No dia 8 de dezembro de 1973, no meio de uma tempestade, o carro de Gisèle rodou numa curva da Rodovia Washington Luís. Ela feriu a cabeça, teve cinco costelas quebradas e sofreu perfuração do pulmão. Balbino se prontificou a ajudá-la. Gisèle convalescia havia 11 dias sem sair da cama, na casa que acabara de comprar em Santa Cruz da Serra, quando o pai-de-santo trouxe oferendas para o orixá da amiga. “Então, ele soltou fumaça de charuto no meu rosto e a minha Yemanjá veio. Eu levantei, dancei e ele se encantou.” Pai Balbino completou a formação de Omindarewá – que quer dizer “água límpida” – e ela passou a se dedicar exclusivamente aos orixás depois que se aposentou do serviço público francês, em 1980.

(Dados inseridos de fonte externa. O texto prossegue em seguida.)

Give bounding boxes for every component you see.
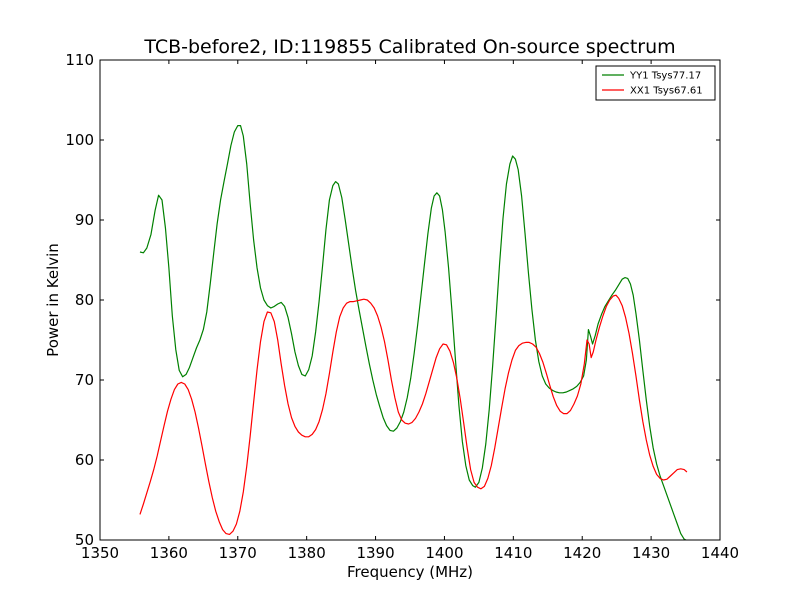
- y-axis-label: Power in Kelvin: [44, 243, 62, 357]
- series-line-2: [139, 294, 688, 535]
- y-tick-label: 100: [65, 131, 94, 149]
- x-tick-label: 1380: [288, 544, 326, 562]
- y-tick-label: 80: [75, 291, 94, 309]
- x-tick-label: 1420: [563, 544, 601, 562]
- series-line-1: [139, 125, 688, 540]
- x-tick-label: 1390: [356, 544, 394, 562]
- y-tick-label: 90: [75, 211, 94, 229]
- series-layer: [139, 125, 688, 540]
- axis-ticks: 1350 1360 1370 1380 1390 1400 1410 1420 1430 1440…: [65, 51, 739, 562]
- legend-label-2: XX1 Tsys67.61: [630, 86, 703, 97]
- x-tick-label: 1410: [494, 544, 532, 562]
- x-tick-label: 1350: [81, 544, 119, 562]
- x-tick-label: 1440: [701, 544, 739, 562]
- legend: YY1 Tsys77.17 XX1 Tsys67.61: [595, 65, 716, 101]
- x-tick-label: 1400: [425, 544, 463, 562]
- plot-frame: [99, 59, 721, 541]
- y-tick-label: 110: [65, 51, 94, 69]
- chart-title: TCB-before2, ID:119855 Calibrated On-sou…: [143, 36, 675, 58]
- x-tick-label: 1360: [150, 544, 188, 562]
- y-tick-label: 70: [75, 371, 94, 389]
- y-tick-label: 60: [75, 451, 94, 469]
- legend-box: [595, 65, 716, 101]
- legend-label-1: YY1 Tsys77.17: [629, 71, 701, 82]
- x-tick-label: 1430: [632, 544, 670, 562]
- x-axis-label: Frequency (MHz): [347, 563, 473, 581]
- x-tick-label: 1370: [219, 544, 257, 562]
- y-tick-label: 50: [75, 531, 94, 549]
- plot-area: [100, 60, 720, 540]
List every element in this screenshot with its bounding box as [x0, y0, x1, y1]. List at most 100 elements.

Hoje, em seu terreiro que tem mais de três décadas, ela diz não sentir banzo de sua França natal. “Só dos queijos”, ressalva – que troca sem susto pelo xinxim de galinha e o caldo de siri favoritos. Se deixou dois varões em Paris, ganhou os mais de 250 filhos-de-santo que já iniciou. E, embora valorize a cultura europeia e a formação intelectual que recebeu, acha tolice compará-las ao universo mágico afro-brasileiro: “Os negros viviam das folhas, observando os passarinhos, sabiam se ia chover pelo frêmito da maré. São dois pesos que não se devem colocar na mesma balança.” Roger Bastide, Pierre Verger, Claude Lévi-Strauss… por que tantos de seus conterrâneos interessados nesse universo? “É uma característica do espírito francês, não só de intelectuais”, analisa a doutora do candomblé: “Sempre procuramos um outro jeito de ver o mundo.”

Em 30 anos, a mãe-de-santo viu sua pátria adotiva se transformar. Depois de sofrer dois assaltos à mão armada no terreiro – em um dos quais seu filho Claude, que estava de visita, levou uma coronhada e teve o tímpano perfurado – , concluiu que a violência é hoje o grande demônio brasileiro. “Eu vi tudo piorar”, diz ela. “Era tão bonito antes, tão agradável…” E o futuro, infelizmente, não está nos búzios de Omindarewá.